SPACs (Special Purpose Acquisition Companies) are companies that have no operations but go public with the intention of acquiring a company with the proceeds of an initial public offering. Large institutional investors, such as hedge funds, usually buy shares of SPACs. SPACs are also referred to as “blank check” companies because the funds are raised with the idea of acquiring a company after the funds have been raised. The SEC imposes some pretty rigid rules on SPACs. First of all you need approximately 80% of the investors in the SPAC to agree on the acquisition. Secondly, the SPAC has usually only 18 months to identify a candidate to acquire it or the SPAC has to be dissolved. Lastly, management is very restricted on the amount of money they can distribute until they have finalized an acquisition. Additionally, the newly formed public company that has raised capital through a SPAC does trade but not actively until after they have acquired a company and received approval from the SEC. This is a popular concept for large institution investors such as hedge funds, however, only a little over half of the 50 SPACs that filed to go public in 2005 made it out the door.

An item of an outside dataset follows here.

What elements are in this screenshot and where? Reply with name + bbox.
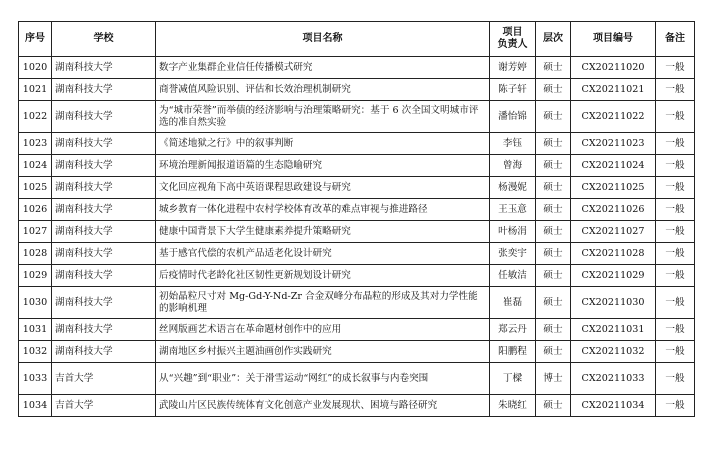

There are many different opinions on SPACs. Here is the New York Times take on SPACs:
“WOULD you hand over wads of cash to a money manager you didn’t know, to invest in a company he hadn’t yet discovered, and would you then also pay a boutique investment bank you had never heard of as much as 10 percent to get in on that deal?
If the answer is yes, then join the latest alternative investment craze: special purpose acquisition companies, or SPAC’s.
They are essentially blank-check companies that allow their managers to raise money from the public to later invest in another company - although issuers do not disclose the target because to do so would mandate onerous disclosure requirements. Think of a SPAC (rhymes with smack) as a publicly traded buyout company.”
The New York Times can be brutal in their assessment but here is my take on SPACs. If an investor can follow individual SPACs after they have identified an acquisition candidate but before they are approved by the SEC and NASD they will have sufficient time to analyze each deal. An investor can purchase shares after the deal is approved for trading. Chances are if a SPAC has raised $20 or $30 million and they have gained the 85% to 90% vote of the investors who put up that money to approve the deal going, then you have a good opportunity to ride the coattails of a potentially great stock. Again, I want to stress the importance of doing your homework before you buy.